With no concrete objective, he decided first to stop by the bathroom. A single light bulb glowed in the men’s room, and it took Glebov’s eyes a few seconds to adjust to the dimness. But scarcely had they begun to adjust, when at that moment he caught in the corner of his eye a flicker of shadow behind him. He wanted to whirl around, but didn’t have the chance. His head felt as if split by a dull blow, and everything sank into murk.
Glebov came to in a local hospital. He didn’t remember or understand anything. His documents, money, and even his wedding ring had been stolen, so the police were left hoping that Glebov himself would remember who he was and where he was from. A few days passed, however, and an untrammeled blankness continued to reign in his mind. He was discharged from the hospital in short order, since he was perfectly fine from a physical standpoint, but there was nowhere for him to go.
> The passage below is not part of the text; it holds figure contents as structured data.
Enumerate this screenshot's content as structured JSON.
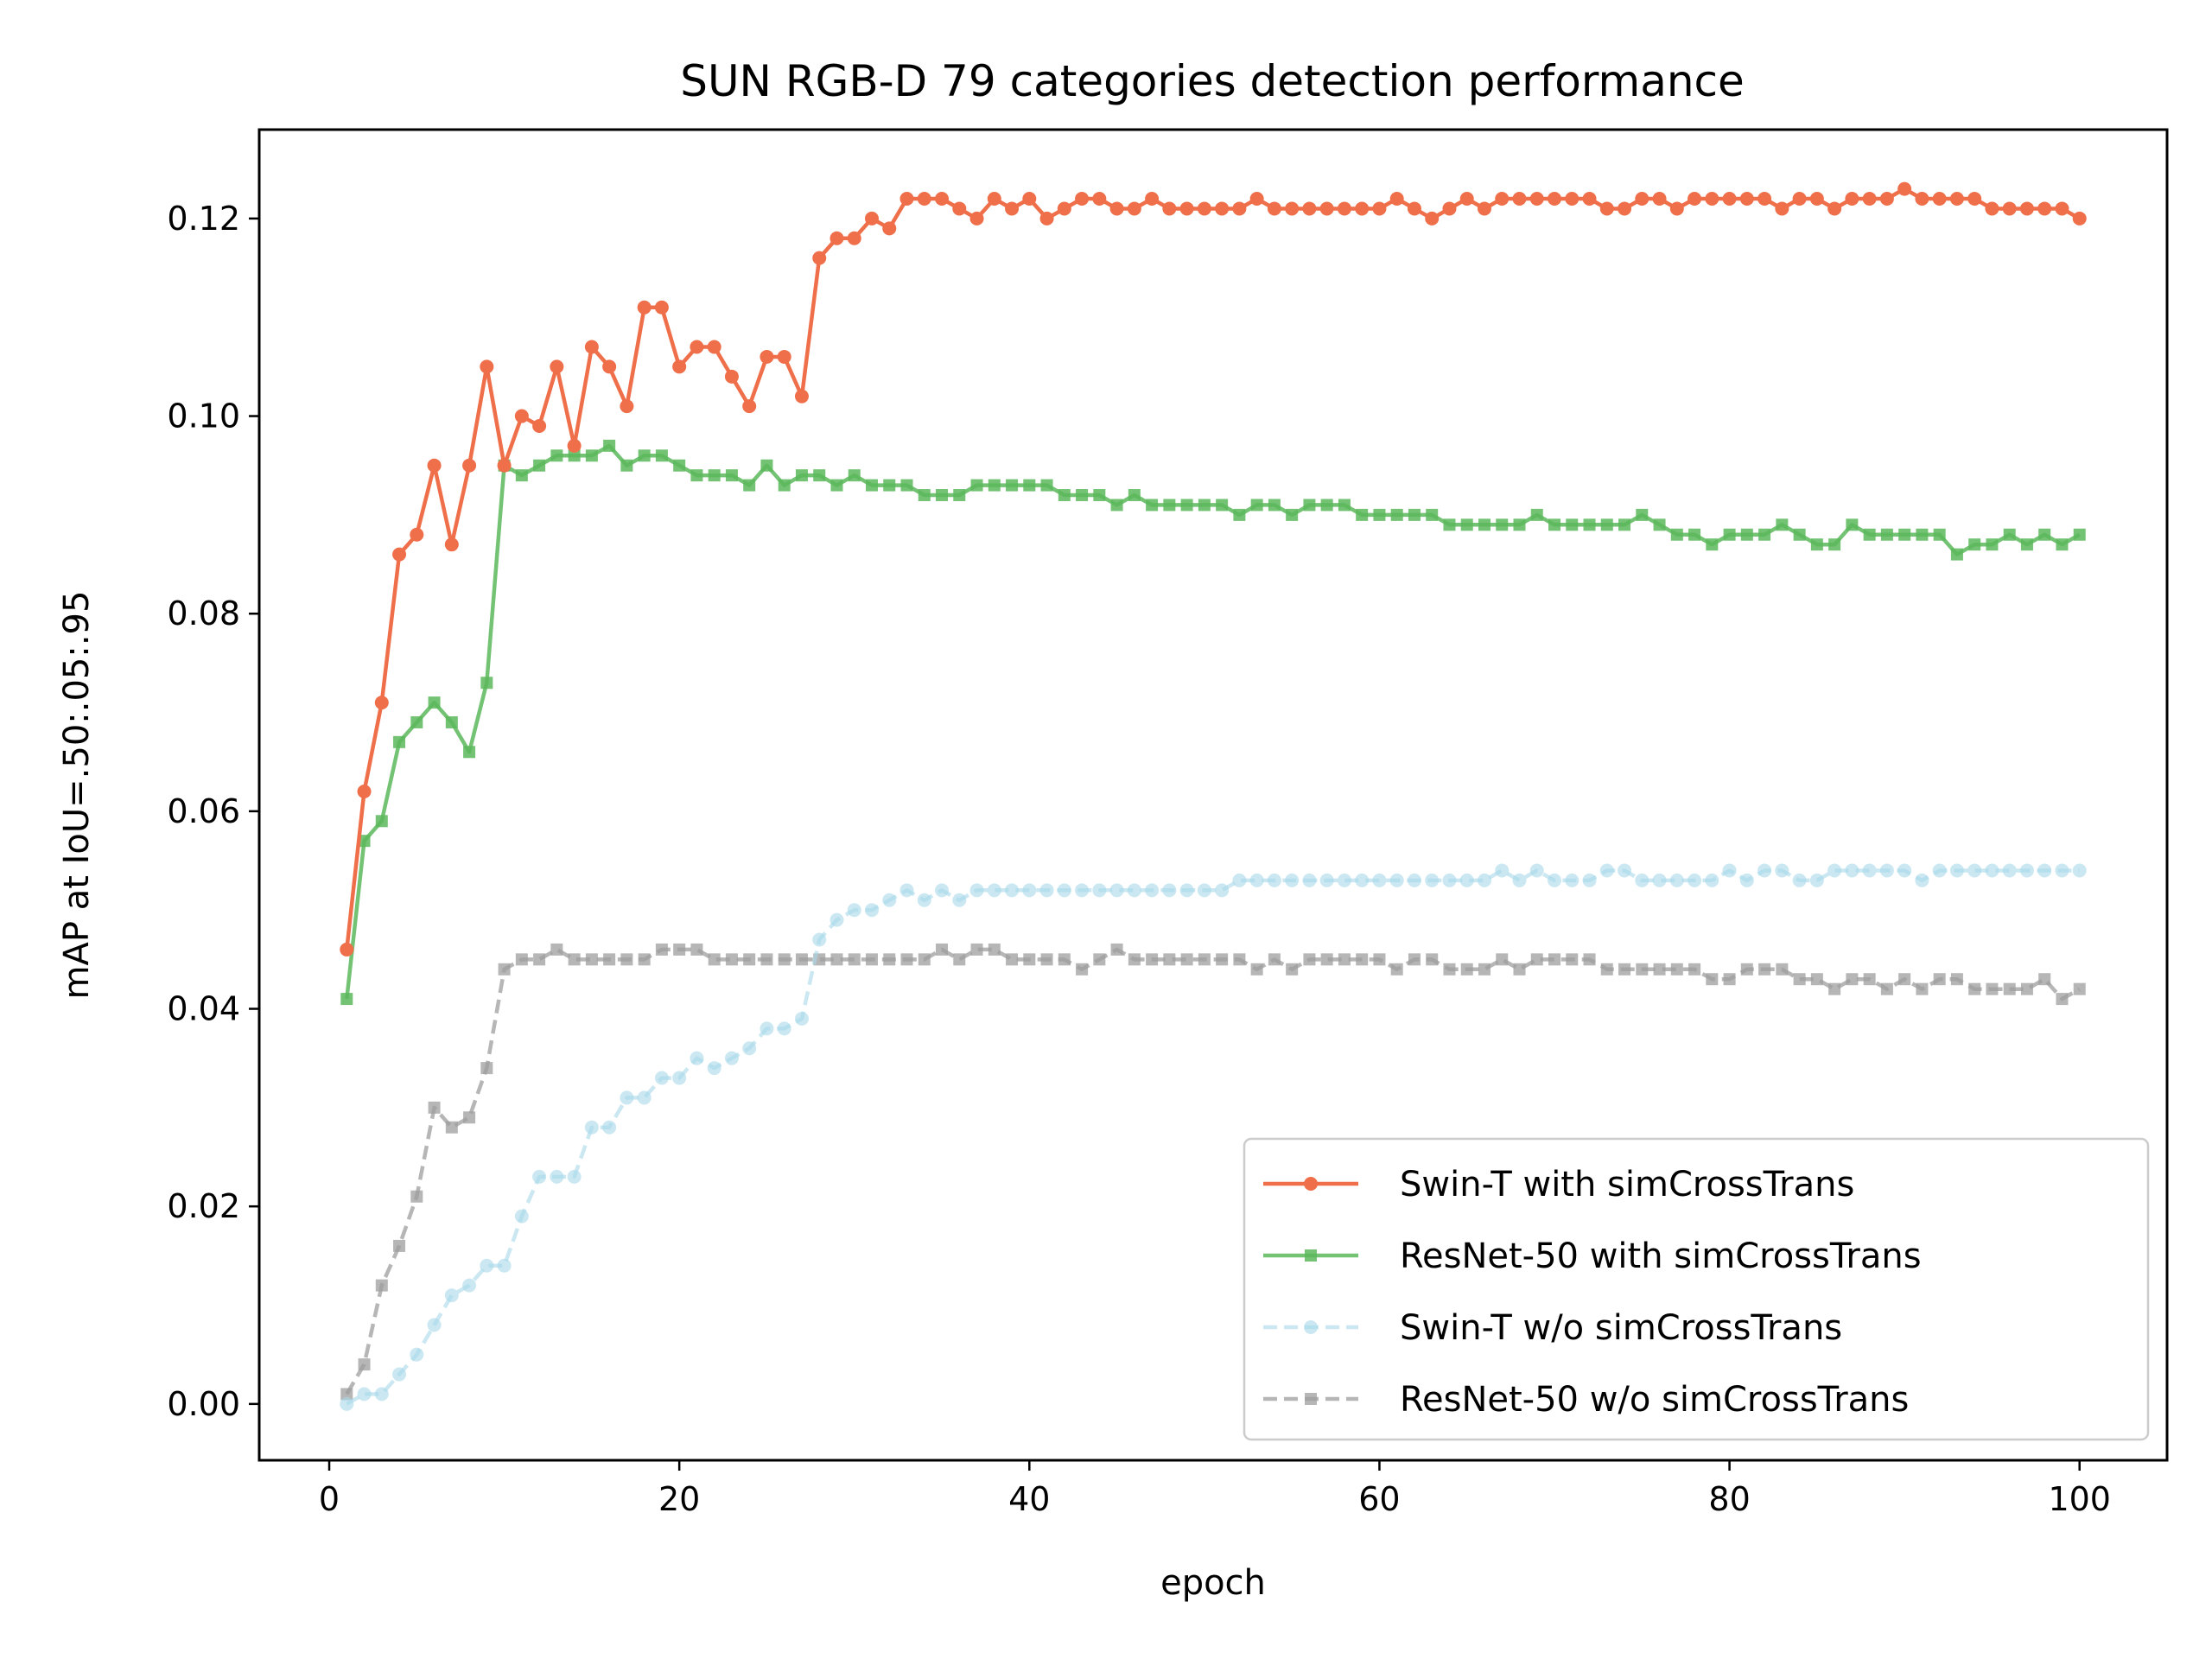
{
  "chart_data": {
    "type": "line",
    "title": "SUN RGB-D 79 categories detection performance",
    "xlabel": "epoch",
    "ylabel": "mAP at IoU=.50:.05:.95",
    "xlim": [
      -4,
      105
    ],
    "ylim": [
      -0.0057,
      0.129
    ],
    "xticks": [
      0,
      20,
      40,
      60,
      80,
      100
    ],
    "xtick_labels": [
      "0",
      "20",
      "40",
      "60",
      "80",
      "100"
    ],
    "yticks": [
      0.0,
      0.02,
      0.04,
      0.06,
      0.08,
      0.1,
      0.12
    ],
    "ytick_labels": [
      "0.00",
      "0.02",
      "0.04",
      "0.06",
      "0.08",
      "0.10",
      "0.12"
    ],
    "grid": false,
    "legend_position": "lower-right",
    "series": [
      {
        "name": "Swin-T with simCrossTrans",
        "color": "#ef6f4a",
        "line_style": "solid",
        "marker": "circle",
        "opacity": 1.0,
        "x_start": 1,
        "values": [
          0.046,
          0.062,
          0.071,
          0.086,
          0.088,
          0.095,
          0.087,
          0.095,
          0.105,
          0.095,
          0.1,
          0.099,
          0.105,
          0.097,
          0.107,
          0.105,
          0.101,
          0.111,
          0.111,
          0.105,
          0.107,
          0.107,
          0.104,
          0.101,
          0.106,
          0.106,
          0.102,
          0.116,
          0.118,
          0.118,
          0.12,
          0.119,
          0.122,
          0.122,
          0.122,
          0.121,
          0.12,
          0.122,
          0.121,
          0.122,
          0.12,
          0.121,
          0.122,
          0.122,
          0.121,
          0.121,
          0.122,
          0.121,
          0.121,
          0.121,
          0.121,
          0.121,
          0.122,
          0.121,
          0.121,
          0.121,
          0.121,
          0.121,
          0.121,
          0.121,
          0.122,
          0.121,
          0.12,
          0.121,
          0.122,
          0.121,
          0.122,
          0.122,
          0.122,
          0.122,
          0.122,
          0.122,
          0.121,
          0.121,
          0.122,
          0.122,
          0.121,
          0.122,
          0.122,
          0.122,
          0.122,
          0.122,
          0.121,
          0.122,
          0.122,
          0.121,
          0.122,
          0.122,
          0.122,
          0.123,
          0.122,
          0.122,
          0.122,
          0.122,
          0.121,
          0.121,
          0.121,
          0.121,
          0.121,
          0.12
        ]
      },
      {
        "name": "ResNet-50 with simCrossTrans",
        "color": "#5cb85c",
        "line_style": "solid",
        "marker": "square",
        "opacity": 0.85,
        "x_start": 1,
        "values": [
          0.041,
          0.057,
          0.059,
          0.067,
          0.069,
          0.071,
          0.069,
          0.066,
          0.073,
          0.095,
          0.094,
          0.095,
          0.096,
          0.096,
          0.096,
          0.097,
          0.095,
          0.096,
          0.096,
          0.095,
          0.094,
          0.094,
          0.094,
          0.093,
          0.095,
          0.093,
          0.094,
          0.094,
          0.093,
          0.094,
          0.093,
          0.093,
          0.093,
          0.092,
          0.092,
          0.092,
          0.093,
          0.093,
          0.093,
          0.093,
          0.093,
          0.092,
          0.092,
          0.092,
          0.091,
          0.092,
          0.091,
          0.091,
          0.091,
          0.091,
          0.091,
          0.09,
          0.091,
          0.091,
          0.09,
          0.091,
          0.091,
          0.091,
          0.09,
          0.09,
          0.09,
          0.09,
          0.09,
          0.089,
          0.089,
          0.089,
          0.089,
          0.089,
          0.09,
          0.089,
          0.089,
          0.089,
          0.089,
          0.089,
          0.09,
          0.089,
          0.088,
          0.088,
          0.087,
          0.088,
          0.088,
          0.088,
          0.089,
          0.088,
          0.087,
          0.087,
          0.089,
          0.088,
          0.088,
          0.088,
          0.088,
          0.088,
          0.086,
          0.087,
          0.087,
          0.088,
          0.087,
          0.088,
          0.087,
          0.088
        ]
      },
      {
        "name": "Swin-T w/o simCrossTrans",
        "color": "#a8d8ea",
        "line_style": "dashed",
        "marker": "circle",
        "opacity": 0.6,
        "x_start": 1,
        "values": [
          0.0,
          0.001,
          0.001,
          0.003,
          0.005,
          0.008,
          0.011,
          0.012,
          0.014,
          0.014,
          0.019,
          0.023,
          0.023,
          0.023,
          0.028,
          0.028,
          0.031,
          0.031,
          0.033,
          0.033,
          0.035,
          0.034,
          0.035,
          0.036,
          0.038,
          0.038,
          0.039,
          0.047,
          0.049,
          0.05,
          0.05,
          0.051,
          0.052,
          0.051,
          0.052,
          0.051,
          0.052,
          0.052,
          0.052,
          0.052,
          0.052,
          0.052,
          0.052,
          0.052,
          0.052,
          0.052,
          0.052,
          0.052,
          0.052,
          0.052,
          0.052,
          0.053,
          0.053,
          0.053,
          0.053,
          0.053,
          0.053,
          0.053,
          0.053,
          0.053,
          0.053,
          0.053,
          0.053,
          0.053,
          0.053,
          0.053,
          0.054,
          0.053,
          0.054,
          0.053,
          0.053,
          0.053,
          0.054,
          0.054,
          0.053,
          0.053,
          0.053,
          0.053,
          0.053,
          0.054,
          0.053,
          0.054,
          0.054,
          0.053,
          0.053,
          0.054,
          0.054,
          0.054,
          0.054,
          0.054,
          0.053,
          0.054,
          0.054,
          0.054,
          0.054,
          0.054,
          0.054,
          0.054,
          0.054,
          0.054
        ]
      },
      {
        "name": "ResNet-50 w/o simCrossTrans",
        "color": "#9e9e9e",
        "line_style": "dashed",
        "marker": "square",
        "opacity": 0.75,
        "x_start": 1,
        "values": [
          0.001,
          0.004,
          0.012,
          0.016,
          0.021,
          0.03,
          0.028,
          0.029,
          0.034,
          0.044,
          0.045,
          0.045,
          0.046,
          0.045,
          0.045,
          0.045,
          0.045,
          0.045,
          0.046,
          0.046,
          0.046,
          0.045,
          0.045,
          0.045,
          0.045,
          0.045,
          0.045,
          0.045,
          0.045,
          0.045,
          0.045,
          0.045,
          0.045,
          0.045,
          0.046,
          0.045,
          0.046,
          0.046,
          0.045,
          0.045,
          0.045,
          0.045,
          0.044,
          0.045,
          0.046,
          0.045,
          0.045,
          0.045,
          0.045,
          0.045,
          0.045,
          0.045,
          0.044,
          0.045,
          0.044,
          0.045,
          0.045,
          0.045,
          0.045,
          0.045,
          0.044,
          0.045,
          0.045,
          0.044,
          0.044,
          0.044,
          0.045,
          0.044,
          0.045,
          0.045,
          0.045,
          0.045,
          0.044,
          0.044,
          0.044,
          0.044,
          0.044,
          0.044,
          0.043,
          0.043,
          0.044,
          0.044,
          0.044,
          0.043,
          0.043,
          0.042,
          0.043,
          0.043,
          0.042,
          0.043,
          0.042,
          0.043,
          0.043,
          0.042,
          0.042,
          0.042,
          0.042,
          0.043,
          0.041,
          0.042
        ]
      }
    ]
  }
}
Down at the precinct, the police took pity on him and gave him a temporary identification with a made-up name, so he wouldn’t end up on the streets. They christened him Georgy in honor of the section chief. His last name they pulled from the television, which was showing a movie that day about someone named Gleb, so he became Glebov. Knocking around the small Russian town for a few weeks, the newly christened Georgy—Yegor for short—looked for work, although he had no memory of what he’d done before. Sometimes he unloaded train freight; other times he painted walls and fences or fixed something that needed fixing. And everything would have continued in just this way if he hadn’t dropped by the police station for his regular check-in and noticed that their police jeep was broken. Yegor offered his assistance and surprised even himself by completely fixing it. Impressed by his mechanical abilities, the policemen put in a good word for Yegor at an auto depot nearby. There, Yegor’s talent was recognized, and he was brought on as a mechanic. And they didn’t regret it either, since it was clear that his calling was doing auto repair. Six months later the company was able to find him a small apartment. A raise in salary followed. And a year after that, Glebov married a local divorcée by the name of Natalya. And they had a daughter named Anyuta, and after that, a son named Vanya.
It wasn’t that Yegor was exactly tormented by the fact of his amnesia, but from time to time it was as though he would become despondent and withdraw into his shell, trying in vain to recollect who he was and where he’d come from. Gradually, however, even these spells faded, giving way in their passing to ordinary, human joys.